Responding to the threat that the Alberta government may cut $400 million from education next year on top of the $80 million in cuts already announced, the Alberta School Councils Association (ASCA), representing parents, the Alberta School Boards Association (ASBA), representing the province’s school trustees, and the Alberta Teachers’ Association (ATA) will launch a joint campaign to raise awareness of the threat to education among the public and to encourage Albertans to raise their concerns with provincial politicians.
The three organizations will be sponsoring an intensive television and radio campaign highlighting the effect that a reduction in education funding would have in the classroom. The cost of the campaign will be largely borne by the ATA but, as ATA President Carol Henderson observes, “The participation of our two partners is critical; our work together will show the government and the citizens of Alberta the depth and breadth of our shared concern for the future of public education in this province.”

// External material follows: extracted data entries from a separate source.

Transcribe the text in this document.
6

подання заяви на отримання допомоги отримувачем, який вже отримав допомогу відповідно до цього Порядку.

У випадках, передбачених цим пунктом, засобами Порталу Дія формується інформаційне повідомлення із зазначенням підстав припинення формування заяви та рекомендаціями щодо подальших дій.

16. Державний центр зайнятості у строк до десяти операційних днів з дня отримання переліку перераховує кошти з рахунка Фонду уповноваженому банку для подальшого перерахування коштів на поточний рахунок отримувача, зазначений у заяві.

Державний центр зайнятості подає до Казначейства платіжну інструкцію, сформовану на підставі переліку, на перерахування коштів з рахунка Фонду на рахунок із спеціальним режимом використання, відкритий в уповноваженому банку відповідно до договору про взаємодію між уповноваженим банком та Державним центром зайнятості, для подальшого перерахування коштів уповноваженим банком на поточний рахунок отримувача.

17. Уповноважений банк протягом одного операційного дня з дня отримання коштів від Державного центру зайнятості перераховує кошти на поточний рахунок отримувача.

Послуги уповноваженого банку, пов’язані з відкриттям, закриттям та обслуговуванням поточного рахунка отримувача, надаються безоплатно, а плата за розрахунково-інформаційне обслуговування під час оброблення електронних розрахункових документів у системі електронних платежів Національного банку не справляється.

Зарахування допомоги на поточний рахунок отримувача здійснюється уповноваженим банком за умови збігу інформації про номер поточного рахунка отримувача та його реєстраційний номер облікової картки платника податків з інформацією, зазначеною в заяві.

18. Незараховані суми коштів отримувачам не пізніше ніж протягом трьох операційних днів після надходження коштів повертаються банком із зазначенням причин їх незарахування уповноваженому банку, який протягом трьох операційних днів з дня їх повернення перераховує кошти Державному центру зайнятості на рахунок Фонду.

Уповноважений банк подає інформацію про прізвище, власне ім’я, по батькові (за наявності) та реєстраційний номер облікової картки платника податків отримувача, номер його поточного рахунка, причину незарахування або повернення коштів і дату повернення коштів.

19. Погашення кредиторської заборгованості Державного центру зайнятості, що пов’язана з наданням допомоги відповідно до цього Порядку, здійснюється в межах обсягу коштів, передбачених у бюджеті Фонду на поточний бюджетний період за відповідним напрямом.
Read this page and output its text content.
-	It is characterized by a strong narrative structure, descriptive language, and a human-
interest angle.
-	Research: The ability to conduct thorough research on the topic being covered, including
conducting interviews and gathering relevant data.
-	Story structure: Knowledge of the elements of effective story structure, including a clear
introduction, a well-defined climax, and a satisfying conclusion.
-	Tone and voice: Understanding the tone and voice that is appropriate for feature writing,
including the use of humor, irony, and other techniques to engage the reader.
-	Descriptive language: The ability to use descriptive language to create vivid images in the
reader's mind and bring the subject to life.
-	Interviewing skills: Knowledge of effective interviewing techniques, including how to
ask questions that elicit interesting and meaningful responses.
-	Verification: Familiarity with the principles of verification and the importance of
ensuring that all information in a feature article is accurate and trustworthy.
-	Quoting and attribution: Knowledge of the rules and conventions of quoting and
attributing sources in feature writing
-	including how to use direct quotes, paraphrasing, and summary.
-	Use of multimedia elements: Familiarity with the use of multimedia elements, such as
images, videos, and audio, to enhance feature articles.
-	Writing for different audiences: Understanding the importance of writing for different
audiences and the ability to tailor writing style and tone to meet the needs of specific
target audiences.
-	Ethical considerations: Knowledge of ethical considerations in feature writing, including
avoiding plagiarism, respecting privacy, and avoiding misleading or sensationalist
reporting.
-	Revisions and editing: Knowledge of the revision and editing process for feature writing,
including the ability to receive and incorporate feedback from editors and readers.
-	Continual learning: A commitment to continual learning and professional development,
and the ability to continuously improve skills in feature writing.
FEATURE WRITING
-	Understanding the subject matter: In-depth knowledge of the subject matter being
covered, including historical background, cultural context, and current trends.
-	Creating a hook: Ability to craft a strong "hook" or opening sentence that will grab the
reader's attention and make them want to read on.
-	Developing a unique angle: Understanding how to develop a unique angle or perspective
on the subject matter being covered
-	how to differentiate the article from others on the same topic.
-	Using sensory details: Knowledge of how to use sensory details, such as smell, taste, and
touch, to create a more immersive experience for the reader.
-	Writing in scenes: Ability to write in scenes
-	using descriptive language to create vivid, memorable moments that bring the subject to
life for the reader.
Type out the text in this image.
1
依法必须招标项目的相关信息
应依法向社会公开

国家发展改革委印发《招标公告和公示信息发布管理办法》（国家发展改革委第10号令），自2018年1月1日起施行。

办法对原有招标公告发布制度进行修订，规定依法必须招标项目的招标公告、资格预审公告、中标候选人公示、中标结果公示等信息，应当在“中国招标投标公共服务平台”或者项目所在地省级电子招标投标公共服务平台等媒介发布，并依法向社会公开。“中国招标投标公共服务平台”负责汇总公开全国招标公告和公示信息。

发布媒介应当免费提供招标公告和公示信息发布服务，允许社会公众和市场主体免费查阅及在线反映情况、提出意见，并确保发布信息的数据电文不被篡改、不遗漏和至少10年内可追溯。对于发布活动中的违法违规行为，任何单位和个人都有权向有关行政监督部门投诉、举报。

The advertising campaign is set to begin in mid-October, a critical point in the government’s decision-making cycle. The legislature will be back in session and, behind the scenes, officials will be assembling budget and business-plan proposals for consideration by their political masters. “If we want to make a real difference, then we cannot wait for the budget to be handed down in the spring,” says Henderson. “Parents, teachers and trustees must act now to make their message heard.”
The ATA president hopes that the three education partners can still stop the cuts. As evidence, she points to the partners’ successful efforts in the past to restore funding for kindergarten and to replace a performance pay proposal with AISI, the internationally recognized Alberta Initiative for School Improvement. “We have moved this government before and we can do it again,” she says.
The three partners have a shared understanding of the importance of education, Henderson says. “Alberta is a world leader in education because the province has made sensible investments in our schools, and it is exactly this type of investment that will equip Albertans to prosper even though the future right now may appear uncertain.”
The partners share another thing: a memory of the past: “We all lived through a decade of cuts and underfunding beginning in 1992 and saw the damage done—we are all determined not to relive that experience.”